After the Opéra moved to the Palais Garnier, Bloch repeated some of her roles in new productions at that house, including Léonore in Donizetti's La favorite (21 January 1875, 443rd representation of the opera),
and Fidès in the Meyerbeer's Le prophète (16 August 1876, 322nd representation of the opera).
She also sang Catarina Cornaro in Halévy's La reine de Chypre (16 August 1877),
Queen Gertrude in Ambroise Thomas' Hamlet (12 August 1878),
and Amneris in the Opéra's first performance of Verdi's Aida (22 March 1880), before retiring from the company.

Verdi had considered casting Bloch as Eboli in the premiere of his opera Don Carlos in 1867, but finally selected Pauline Guéymard-Lauters for that role.
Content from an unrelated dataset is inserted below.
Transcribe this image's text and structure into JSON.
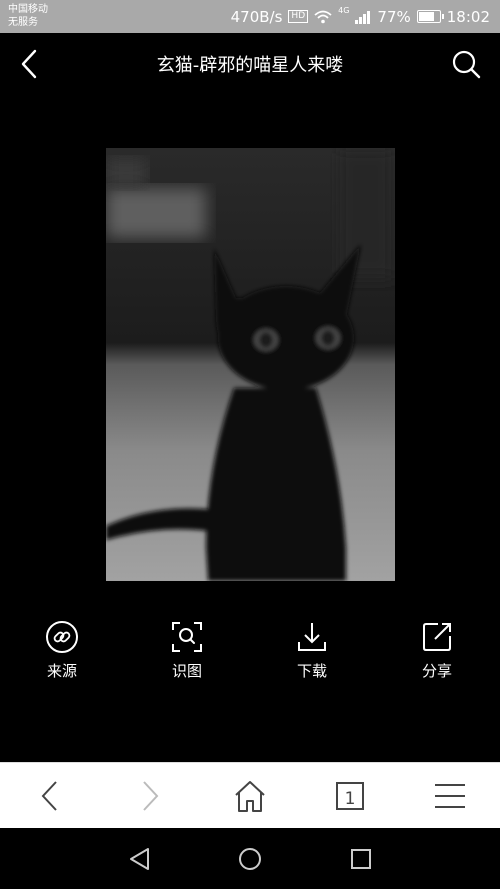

The soprano Teresa Stolz, who attended the dress rehearsal for the Paris premiere of Aida with Verdi's wife, described Bloch as "a most beautiful Amneris: she may not be an eagle,' but in any case, she is much better than our two Milan Amnerises (of this year)."

Appearances with other companies included performances at La Monnaie in Brussels (1870 and 1874), the Opéra de Monte-Carlo in Monaco (1879), and the Royal Opera House, Covent Garden in London (1879 as Leonora in La favorite).

She married on 14 May 1884 in Brussels becoming Mme S. Lévy, but continued to perform. On 31 October 1890 she sang the role of Dalila in the Paris premiere of Camille Saint-Saëns's Samson et Dalila at the Éden-Théâtre. She died in Monte Carlo (or Nice) in 1891.